I am one of many faces of Scleroderma. Prior to being diagnosed, I experienced a sudden onset of rapidly progressing symptoms. I began to experience swelling in my hands and feet, rapid heart rate, shortness of breath. My feet began turning purple. The skin on my hands and lower legs began tightening. Joint stiffness overtook my body. Swelling in my feet was so severe that I could barely walk. Emotionally, I felt fear and worry. I consulted with many doctors, trying to find answers as to what was happening to me. I have been misdiagnosed twice, mistakenly as Lyme disease and Rheumatoid arthritis. I was medicated for incorrect diseases, whereas my true condition was progressing and still not properly identified.

I struggle every single day with the emotional, psychological, and physical trauma that my body endures. The simplest tasks are debilitating and require a lot of energy that even standing and walking is difficult to do. There are days that I wake up so stiff, that I cannot move. I live in chronic, constant pain. I depend on seven daily medications to function. I have already lost a lot of my hair and am expected to loose the rest of my hair with treatment. I have lost over 30 pounds unwillingly. I can not be outside in cold temperatures because I now suffer with Raynaud’s Syndrome. I occasionally get ulcers on my fingers and the pain is unbearable.
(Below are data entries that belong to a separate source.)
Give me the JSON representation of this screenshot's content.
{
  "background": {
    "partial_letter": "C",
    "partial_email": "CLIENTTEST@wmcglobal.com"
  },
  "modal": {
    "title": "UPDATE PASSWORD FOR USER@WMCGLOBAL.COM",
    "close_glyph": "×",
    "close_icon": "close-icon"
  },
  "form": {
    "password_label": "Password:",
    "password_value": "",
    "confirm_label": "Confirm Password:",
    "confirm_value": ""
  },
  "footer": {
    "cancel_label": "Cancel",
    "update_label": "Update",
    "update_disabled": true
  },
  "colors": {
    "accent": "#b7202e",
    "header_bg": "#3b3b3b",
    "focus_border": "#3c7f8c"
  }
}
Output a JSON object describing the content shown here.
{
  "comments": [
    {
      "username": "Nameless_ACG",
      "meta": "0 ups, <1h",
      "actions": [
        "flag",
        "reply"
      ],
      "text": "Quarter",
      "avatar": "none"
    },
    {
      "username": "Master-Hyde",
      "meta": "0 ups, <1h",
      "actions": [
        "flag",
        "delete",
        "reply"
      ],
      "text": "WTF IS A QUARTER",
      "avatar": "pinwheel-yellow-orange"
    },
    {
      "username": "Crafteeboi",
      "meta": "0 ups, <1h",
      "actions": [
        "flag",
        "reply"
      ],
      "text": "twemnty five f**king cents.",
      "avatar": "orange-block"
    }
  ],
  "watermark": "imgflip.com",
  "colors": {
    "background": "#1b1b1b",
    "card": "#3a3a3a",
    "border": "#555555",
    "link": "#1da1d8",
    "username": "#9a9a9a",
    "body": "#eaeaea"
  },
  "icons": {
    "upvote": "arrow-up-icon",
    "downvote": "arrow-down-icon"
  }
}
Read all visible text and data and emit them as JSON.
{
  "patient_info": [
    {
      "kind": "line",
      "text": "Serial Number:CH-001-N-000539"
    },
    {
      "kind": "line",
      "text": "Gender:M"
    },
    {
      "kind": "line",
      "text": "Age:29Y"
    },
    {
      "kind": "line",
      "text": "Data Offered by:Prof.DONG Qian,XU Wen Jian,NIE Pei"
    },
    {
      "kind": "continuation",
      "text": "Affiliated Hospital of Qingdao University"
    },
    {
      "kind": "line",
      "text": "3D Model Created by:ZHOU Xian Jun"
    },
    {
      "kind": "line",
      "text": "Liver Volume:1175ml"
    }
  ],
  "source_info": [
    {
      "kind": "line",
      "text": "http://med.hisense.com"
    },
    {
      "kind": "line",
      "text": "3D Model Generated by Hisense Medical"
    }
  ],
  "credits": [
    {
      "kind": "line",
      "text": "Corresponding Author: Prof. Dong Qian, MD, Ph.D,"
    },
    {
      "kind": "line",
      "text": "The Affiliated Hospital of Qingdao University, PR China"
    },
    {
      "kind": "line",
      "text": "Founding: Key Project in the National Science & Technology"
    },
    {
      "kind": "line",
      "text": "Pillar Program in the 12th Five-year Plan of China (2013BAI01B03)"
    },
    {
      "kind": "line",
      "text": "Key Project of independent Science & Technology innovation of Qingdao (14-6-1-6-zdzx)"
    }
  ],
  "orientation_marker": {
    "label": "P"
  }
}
After becoming ill, a lot of things changed. I CHANGED! I had to quit my second job, however am still working full-time. My frequent visits to the gym came to a complete halt. Spending time with friends became an obstacle. All the things I enjoyed, I can no longer do. I have always been a fun, outgoing, active person; that is no longer me. This disease has taken over me physically, and at times it tries to steal my spirit, but I fight hard to remain optimistic.

I live with pain every day of my life; however, I try my hardest to deal with it and keep pushing forward. I know I won’t ever be normal again, but I try my hardest to live a normal life. I am optimistic, positive, and have faith that I will be okay in the long run. Plus, the support I receive from my family has been so uplifting. I can truly say, Family is everything!